# Hidden rooms in Yahoo messenger.



## titun (Jun 20, 2006)

I saw it a few days back. Go to yahoo messenger ( might not work on multi-email clients ), go to Regional->India->any room. Now after entering the room, type "/join bhubaneshwar:1" without the quotes in the public message writting area. Press enter. This will take you to a hidden room of BHUBANESWAR which is not listed in the room list. 

          Mark the difference, actauall spelling is BHUBANESWAR, but you have to type bhubanes*h*war. There are more rooms also starting :1 to 2,3......

 I want to know, why & who is this room hidden ? Has Yahoo created it or someone else ? Why is it not on the room list ?


----------



## Kniwor (Jun 20, 2006)

may be they are in the list, in user created rooms... and they are user created roome, have u checked that list


----------



## ctrl_alt_del (Jun 20, 2006)

Yahoo disabled user created rooms a few months back.


----------



## titun (Jun 20, 2006)

I have heard about this hidden room much before, but never trusted as no one told me how to be there.

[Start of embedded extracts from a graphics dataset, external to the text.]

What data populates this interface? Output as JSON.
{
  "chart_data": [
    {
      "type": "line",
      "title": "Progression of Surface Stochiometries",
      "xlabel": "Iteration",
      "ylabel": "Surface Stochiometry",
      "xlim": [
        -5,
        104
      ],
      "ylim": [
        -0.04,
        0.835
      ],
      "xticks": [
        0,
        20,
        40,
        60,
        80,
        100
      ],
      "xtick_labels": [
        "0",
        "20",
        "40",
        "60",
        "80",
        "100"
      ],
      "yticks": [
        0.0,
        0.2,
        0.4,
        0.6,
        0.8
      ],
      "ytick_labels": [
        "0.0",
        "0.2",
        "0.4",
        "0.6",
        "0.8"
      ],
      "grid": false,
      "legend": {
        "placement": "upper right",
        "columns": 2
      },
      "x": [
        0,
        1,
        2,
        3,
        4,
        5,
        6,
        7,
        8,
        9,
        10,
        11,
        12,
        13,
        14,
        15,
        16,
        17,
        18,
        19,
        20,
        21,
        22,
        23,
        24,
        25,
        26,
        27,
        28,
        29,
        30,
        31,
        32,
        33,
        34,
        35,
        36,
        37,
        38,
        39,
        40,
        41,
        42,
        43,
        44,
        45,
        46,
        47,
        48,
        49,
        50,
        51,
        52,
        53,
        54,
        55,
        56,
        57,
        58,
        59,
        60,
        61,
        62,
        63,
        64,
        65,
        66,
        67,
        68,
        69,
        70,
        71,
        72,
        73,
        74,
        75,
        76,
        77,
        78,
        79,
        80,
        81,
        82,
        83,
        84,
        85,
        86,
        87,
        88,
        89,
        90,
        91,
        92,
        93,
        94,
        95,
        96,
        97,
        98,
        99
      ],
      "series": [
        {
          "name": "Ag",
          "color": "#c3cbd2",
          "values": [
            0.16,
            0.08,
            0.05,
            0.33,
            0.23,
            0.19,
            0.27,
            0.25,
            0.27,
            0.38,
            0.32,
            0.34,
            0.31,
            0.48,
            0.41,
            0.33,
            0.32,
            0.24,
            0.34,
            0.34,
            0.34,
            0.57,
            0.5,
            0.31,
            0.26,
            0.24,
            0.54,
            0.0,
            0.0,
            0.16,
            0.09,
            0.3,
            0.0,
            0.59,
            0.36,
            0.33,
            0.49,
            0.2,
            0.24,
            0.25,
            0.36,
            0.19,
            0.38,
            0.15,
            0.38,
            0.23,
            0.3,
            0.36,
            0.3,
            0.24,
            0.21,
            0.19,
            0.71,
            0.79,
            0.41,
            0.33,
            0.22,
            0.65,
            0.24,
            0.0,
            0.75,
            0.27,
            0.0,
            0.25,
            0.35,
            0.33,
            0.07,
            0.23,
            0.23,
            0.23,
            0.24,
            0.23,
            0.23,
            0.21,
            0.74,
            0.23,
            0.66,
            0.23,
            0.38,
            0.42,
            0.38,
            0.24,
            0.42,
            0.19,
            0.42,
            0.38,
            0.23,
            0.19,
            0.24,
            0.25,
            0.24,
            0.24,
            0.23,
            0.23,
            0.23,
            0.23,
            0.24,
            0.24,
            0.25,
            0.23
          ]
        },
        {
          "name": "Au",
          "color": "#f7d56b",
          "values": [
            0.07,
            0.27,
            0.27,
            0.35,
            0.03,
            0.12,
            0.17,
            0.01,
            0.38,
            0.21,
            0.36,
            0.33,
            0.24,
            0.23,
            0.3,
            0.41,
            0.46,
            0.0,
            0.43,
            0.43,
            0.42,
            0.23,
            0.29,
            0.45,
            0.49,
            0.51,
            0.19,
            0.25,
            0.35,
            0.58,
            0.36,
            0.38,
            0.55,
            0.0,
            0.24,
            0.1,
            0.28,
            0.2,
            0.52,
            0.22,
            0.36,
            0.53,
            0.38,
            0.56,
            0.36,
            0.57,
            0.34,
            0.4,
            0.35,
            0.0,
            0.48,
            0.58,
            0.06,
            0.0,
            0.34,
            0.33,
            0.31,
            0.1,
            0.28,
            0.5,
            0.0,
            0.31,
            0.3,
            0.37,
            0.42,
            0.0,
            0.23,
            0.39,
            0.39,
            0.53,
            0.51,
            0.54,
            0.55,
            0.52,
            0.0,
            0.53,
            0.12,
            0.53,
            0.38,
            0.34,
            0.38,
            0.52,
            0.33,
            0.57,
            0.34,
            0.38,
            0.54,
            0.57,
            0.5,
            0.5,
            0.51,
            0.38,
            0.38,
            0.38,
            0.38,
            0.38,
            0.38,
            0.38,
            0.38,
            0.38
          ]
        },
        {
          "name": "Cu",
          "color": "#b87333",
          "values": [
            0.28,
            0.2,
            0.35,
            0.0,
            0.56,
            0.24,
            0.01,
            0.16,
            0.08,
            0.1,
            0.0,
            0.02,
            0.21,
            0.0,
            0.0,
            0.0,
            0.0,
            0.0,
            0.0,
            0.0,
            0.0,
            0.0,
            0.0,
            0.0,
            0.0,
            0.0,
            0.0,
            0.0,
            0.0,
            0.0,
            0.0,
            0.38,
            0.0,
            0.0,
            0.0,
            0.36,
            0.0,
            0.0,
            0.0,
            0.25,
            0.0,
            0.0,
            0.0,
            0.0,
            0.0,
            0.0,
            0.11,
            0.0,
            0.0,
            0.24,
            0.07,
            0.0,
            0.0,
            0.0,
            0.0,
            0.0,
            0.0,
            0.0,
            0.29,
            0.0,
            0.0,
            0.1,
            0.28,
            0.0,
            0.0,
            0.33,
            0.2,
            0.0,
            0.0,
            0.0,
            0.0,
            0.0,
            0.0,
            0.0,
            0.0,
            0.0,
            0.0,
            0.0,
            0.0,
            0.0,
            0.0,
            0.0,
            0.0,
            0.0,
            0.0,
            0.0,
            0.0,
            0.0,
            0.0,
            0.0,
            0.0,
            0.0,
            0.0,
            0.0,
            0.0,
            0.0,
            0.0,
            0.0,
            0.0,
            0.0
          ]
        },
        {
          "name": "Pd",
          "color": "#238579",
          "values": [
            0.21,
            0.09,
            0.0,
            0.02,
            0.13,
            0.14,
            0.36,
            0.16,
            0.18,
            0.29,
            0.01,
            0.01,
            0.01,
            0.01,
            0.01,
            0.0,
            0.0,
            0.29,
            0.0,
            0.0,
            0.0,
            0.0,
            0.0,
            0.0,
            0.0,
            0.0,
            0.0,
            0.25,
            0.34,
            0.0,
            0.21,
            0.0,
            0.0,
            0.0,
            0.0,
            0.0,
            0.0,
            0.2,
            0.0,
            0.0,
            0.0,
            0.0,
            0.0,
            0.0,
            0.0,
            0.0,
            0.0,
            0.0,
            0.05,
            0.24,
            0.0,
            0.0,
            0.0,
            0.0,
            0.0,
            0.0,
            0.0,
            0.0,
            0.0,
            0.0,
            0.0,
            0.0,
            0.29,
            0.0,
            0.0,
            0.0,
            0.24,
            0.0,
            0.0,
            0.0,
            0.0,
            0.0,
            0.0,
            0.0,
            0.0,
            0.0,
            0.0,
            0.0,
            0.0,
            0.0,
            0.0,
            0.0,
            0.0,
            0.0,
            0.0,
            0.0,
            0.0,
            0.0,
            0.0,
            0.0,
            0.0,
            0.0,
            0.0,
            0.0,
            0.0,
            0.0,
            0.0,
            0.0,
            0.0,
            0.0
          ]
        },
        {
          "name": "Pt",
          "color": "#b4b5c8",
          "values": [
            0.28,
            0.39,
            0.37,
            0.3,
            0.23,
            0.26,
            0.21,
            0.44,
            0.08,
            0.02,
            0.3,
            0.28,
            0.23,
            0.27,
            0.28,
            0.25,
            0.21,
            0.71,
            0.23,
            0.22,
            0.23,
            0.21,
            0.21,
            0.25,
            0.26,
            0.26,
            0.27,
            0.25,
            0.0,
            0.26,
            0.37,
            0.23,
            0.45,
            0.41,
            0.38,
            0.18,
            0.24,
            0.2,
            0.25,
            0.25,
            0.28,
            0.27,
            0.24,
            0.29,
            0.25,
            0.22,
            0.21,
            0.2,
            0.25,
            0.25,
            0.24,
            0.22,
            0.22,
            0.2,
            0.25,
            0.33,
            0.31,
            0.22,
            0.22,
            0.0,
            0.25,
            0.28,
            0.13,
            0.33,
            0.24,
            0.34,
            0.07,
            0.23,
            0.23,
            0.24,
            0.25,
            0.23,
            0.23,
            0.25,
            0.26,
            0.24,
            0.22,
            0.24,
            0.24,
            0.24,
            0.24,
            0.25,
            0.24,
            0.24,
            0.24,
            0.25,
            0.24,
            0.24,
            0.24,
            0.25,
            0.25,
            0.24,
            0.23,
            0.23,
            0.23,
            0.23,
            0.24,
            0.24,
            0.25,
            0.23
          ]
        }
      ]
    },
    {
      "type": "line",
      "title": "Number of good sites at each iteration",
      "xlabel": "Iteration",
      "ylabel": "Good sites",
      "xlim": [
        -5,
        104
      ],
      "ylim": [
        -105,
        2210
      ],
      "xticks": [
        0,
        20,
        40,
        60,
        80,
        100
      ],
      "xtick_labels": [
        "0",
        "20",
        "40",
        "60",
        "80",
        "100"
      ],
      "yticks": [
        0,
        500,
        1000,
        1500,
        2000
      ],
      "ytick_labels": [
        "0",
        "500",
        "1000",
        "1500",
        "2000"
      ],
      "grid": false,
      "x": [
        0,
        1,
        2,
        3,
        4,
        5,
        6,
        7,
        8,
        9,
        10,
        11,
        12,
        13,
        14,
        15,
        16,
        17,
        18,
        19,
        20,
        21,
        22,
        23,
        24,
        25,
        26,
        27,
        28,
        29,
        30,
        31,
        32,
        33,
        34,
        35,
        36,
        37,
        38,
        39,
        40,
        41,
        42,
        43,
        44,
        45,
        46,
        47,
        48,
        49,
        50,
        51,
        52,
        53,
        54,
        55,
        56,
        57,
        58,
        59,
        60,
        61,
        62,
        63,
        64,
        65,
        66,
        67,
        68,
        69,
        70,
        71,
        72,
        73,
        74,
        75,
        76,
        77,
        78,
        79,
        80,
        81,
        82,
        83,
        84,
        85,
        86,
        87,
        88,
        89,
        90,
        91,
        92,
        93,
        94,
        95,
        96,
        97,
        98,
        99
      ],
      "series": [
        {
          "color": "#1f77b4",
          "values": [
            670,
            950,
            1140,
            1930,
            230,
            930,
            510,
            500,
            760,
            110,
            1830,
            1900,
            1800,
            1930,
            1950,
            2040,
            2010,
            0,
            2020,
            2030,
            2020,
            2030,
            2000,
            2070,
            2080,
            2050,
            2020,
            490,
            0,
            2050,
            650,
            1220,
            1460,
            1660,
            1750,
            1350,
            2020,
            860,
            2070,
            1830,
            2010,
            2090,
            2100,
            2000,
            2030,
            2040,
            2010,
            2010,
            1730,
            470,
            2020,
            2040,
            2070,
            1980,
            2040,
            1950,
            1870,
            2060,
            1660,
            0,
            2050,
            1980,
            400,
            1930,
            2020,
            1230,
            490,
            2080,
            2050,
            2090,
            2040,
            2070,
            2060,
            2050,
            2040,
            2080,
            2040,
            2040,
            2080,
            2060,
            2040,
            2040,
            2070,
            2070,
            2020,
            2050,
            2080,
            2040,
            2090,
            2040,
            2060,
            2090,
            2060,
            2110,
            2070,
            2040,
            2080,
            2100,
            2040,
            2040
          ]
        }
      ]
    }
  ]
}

Any one having some idea how and why is it kept hidden ??????


----------



## TechGuru#1 (Jun 21, 2006)

They pay yahoo xtra $$ so!


----------



## chota_rod_waala (Jun 21, 2006)

no not hidden

If you get yahoo India messenger then u will get bhubaneshwar

one more /join hyderabad locals:1   

If you download Yahoo world messenger then only the main roomz will be visible


----------